It's funny how those who complain the loudest always seem to engage in the very type of behavior they criticize.
Roughly a dozen years ago, in one of the many asinine moves that stripped WCW of credibility and viewership, actor/comedian David Arquette somehow found himself wearing the WCW World title. Perhaps the only person more critical of the decision than me at the time was Bret Hart, who used his column in the Calgary Sun to vent long and hard about the insult Arquette's "title reign" represented to all the workers, past and present, who had busted their butts on the indie level and overseas fighting to build a career, but were never given a chance, fairly or otherwise, to wear a belt.

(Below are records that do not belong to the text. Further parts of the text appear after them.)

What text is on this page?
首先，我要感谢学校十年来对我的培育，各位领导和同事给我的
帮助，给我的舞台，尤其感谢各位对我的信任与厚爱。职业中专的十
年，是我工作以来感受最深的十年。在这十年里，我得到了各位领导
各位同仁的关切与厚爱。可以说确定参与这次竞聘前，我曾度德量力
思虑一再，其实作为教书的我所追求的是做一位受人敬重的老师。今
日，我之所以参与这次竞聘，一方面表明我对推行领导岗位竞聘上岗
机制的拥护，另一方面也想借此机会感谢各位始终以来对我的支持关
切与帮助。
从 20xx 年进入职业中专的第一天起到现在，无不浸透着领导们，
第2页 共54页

Indeed, Hart climbed on his soapbox and sang his displeaure from the mountaintops ... and I was right there with him voicing mine in the pages of PWI, Inside Wrestling, The Wrestler, and several now-defunct magazines. As a fan I was appalled, and I could only imagine how somebody who took professional wrestling as seriously as Bret Hart did felt about it all. It was a slap in the face to the industry and the hard-working people in it.

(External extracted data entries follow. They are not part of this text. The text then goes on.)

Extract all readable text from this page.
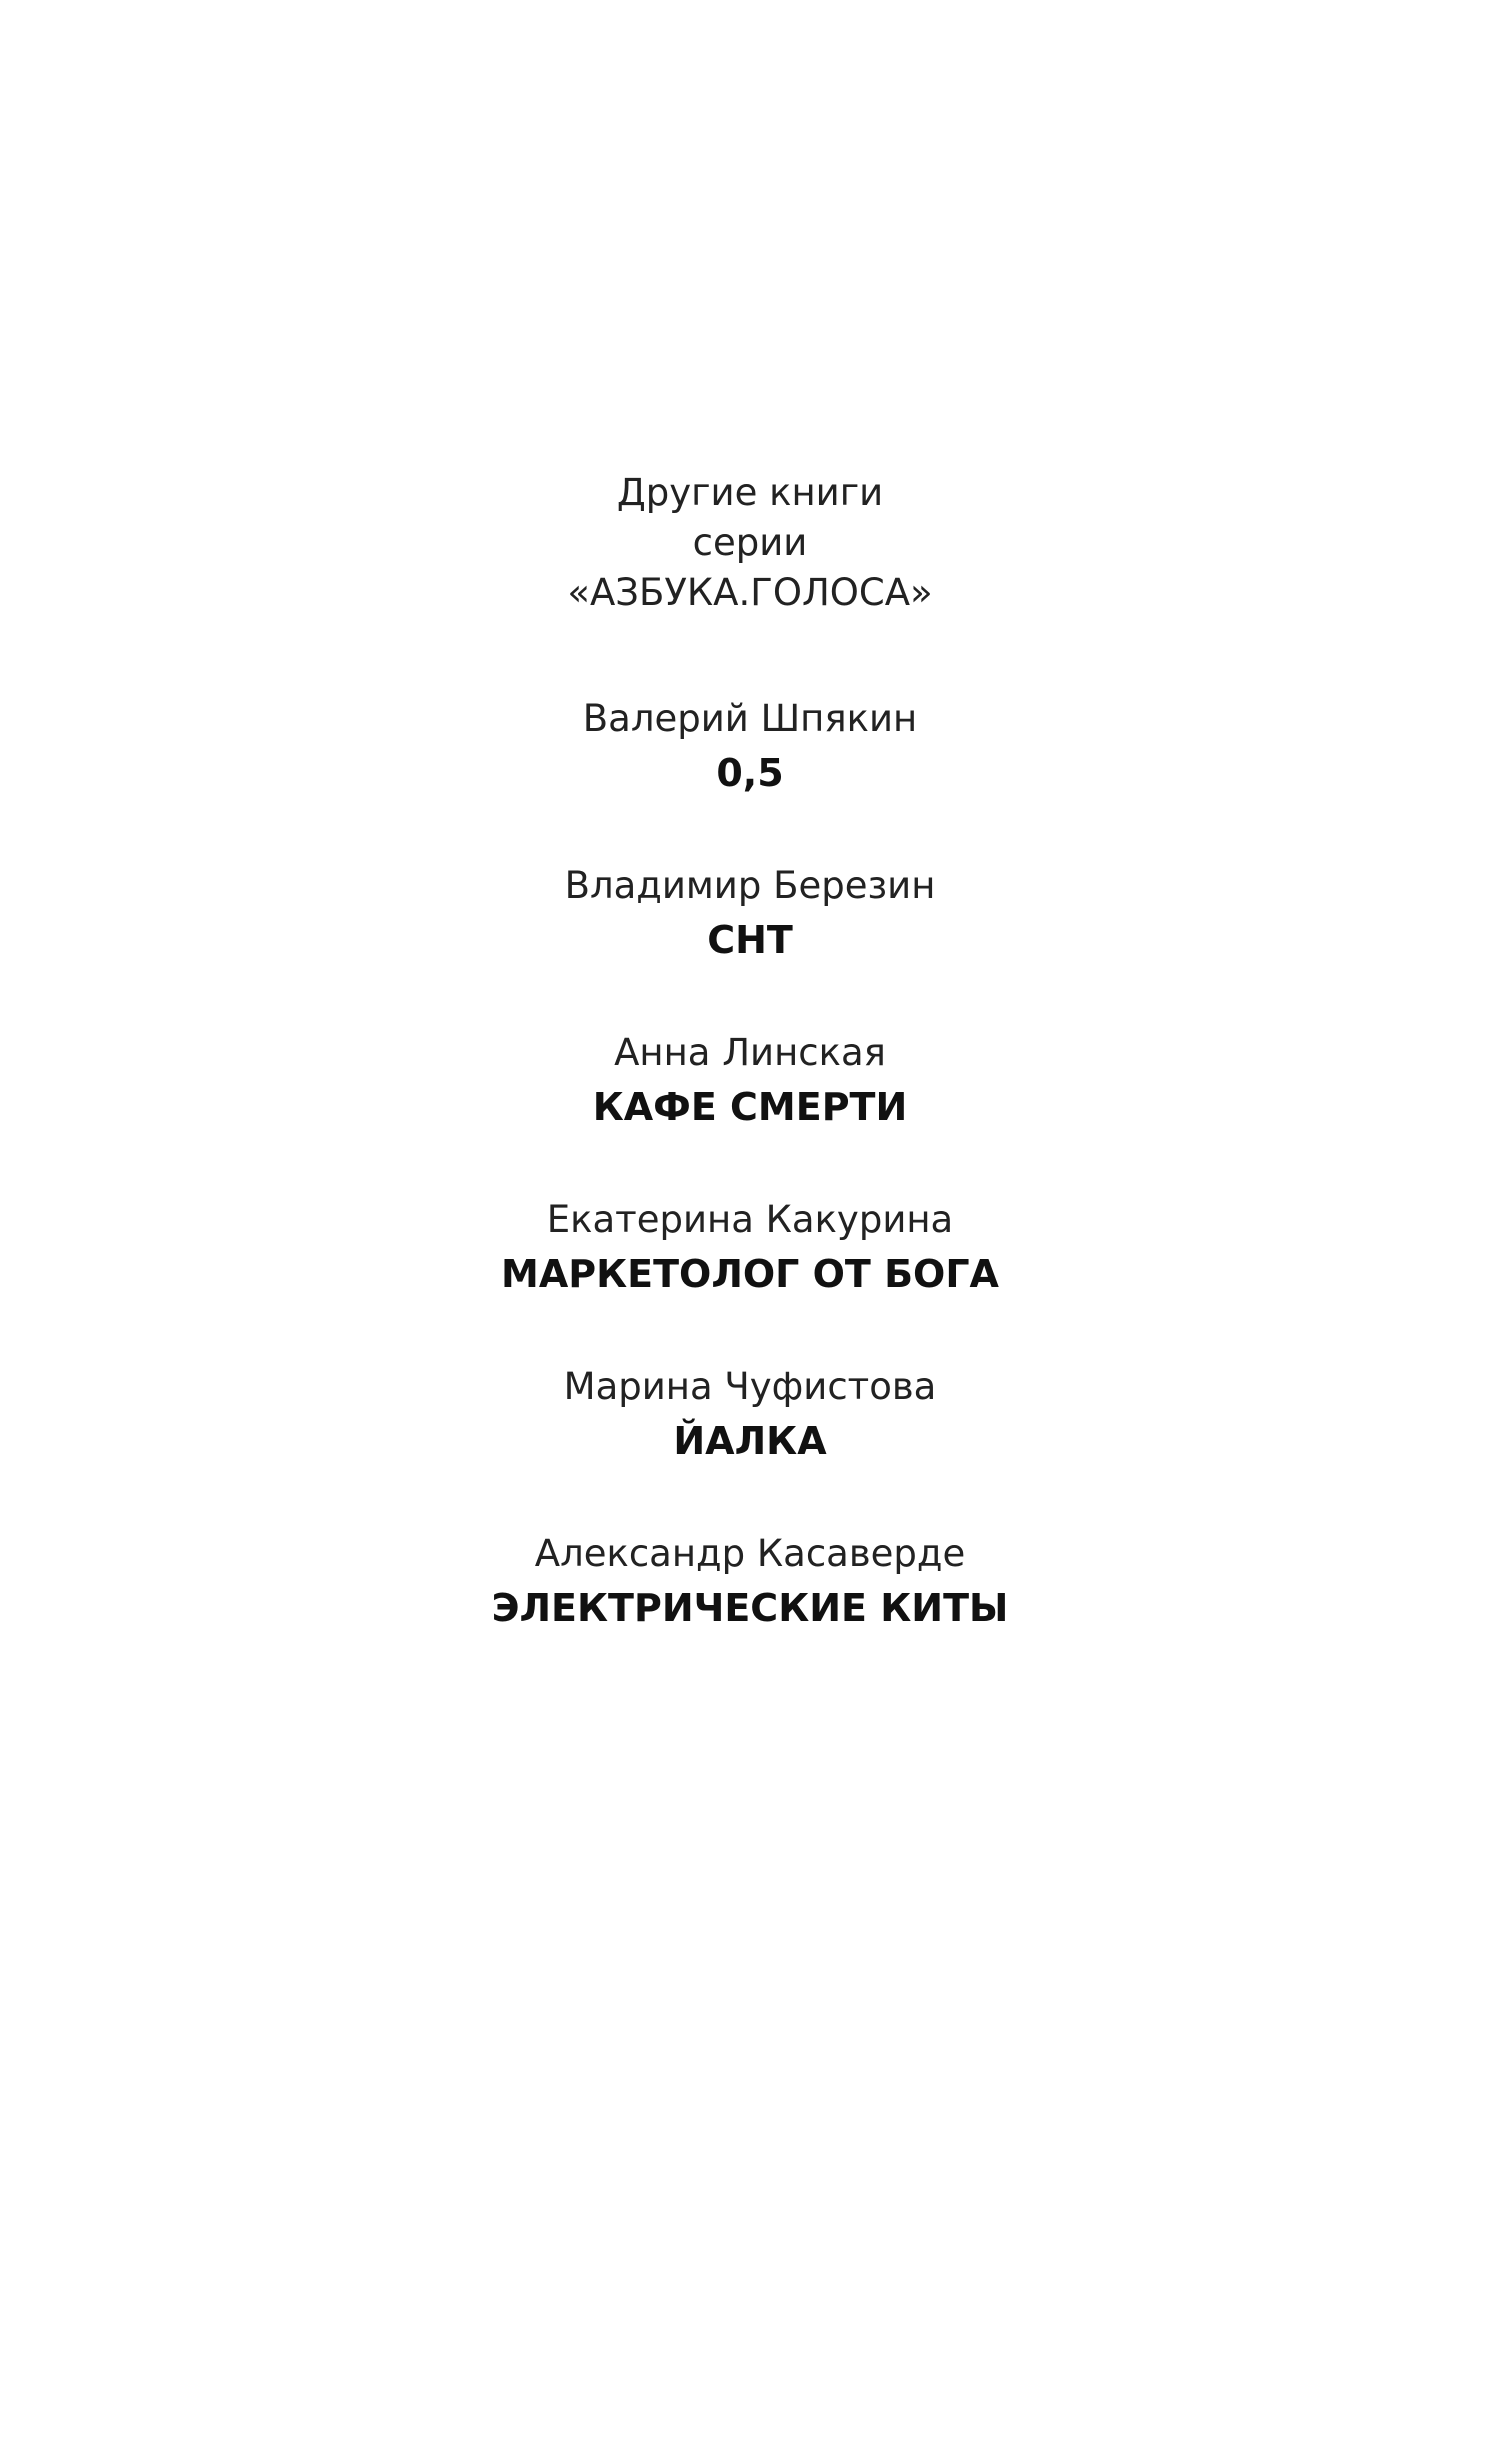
Другие книги
серии
«АЗБУКА.ГОЛОСА»
Валерий Шпякин
0,5
Владимир Березин
СНТ
Анна Линская
КАФЕ СМЕРТИ
Екатерина Какурина
МАРКЕТОЛОГ ОТ БОГА
Марина Чуфистова
ЙАЛКА
Александр Касаверде
ЭЛЕКТРИЧЕСКИЕ КИТЫ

However, Bret Hart's brand new U.S. championship win over the Miz on Raw is not far behind it. Not only was it sad to see Bret, who, for all intents and purposes, can no longer even wrestle a full match, take the belt from a young-up-and-comer like The Miz, in one of the most convoluted bouts of all-time, it was insulting to see him celebrate in the ring with The Hart Dynasty as if it were a meaningful accomplishment.
Clearly, WWE wanted to fete "The Hitman" in his "final" WWE appearance, especially since it occured in Canada, and I'm all for restoring some of the good will that went up in smoke over the past 13 years between he and WWE. But the feelgood story of his return has gone on too long when they use a major secondary title to do it.
It was shocking, at least to me, that Bret, who has campaigned so strongly and loudly for preserving the heritage and integrity of the sport would even agree to accept a title match, much less the title belt itself. Celebrating Hart's involement in the business it fine, but they undercut The Miz at the same time.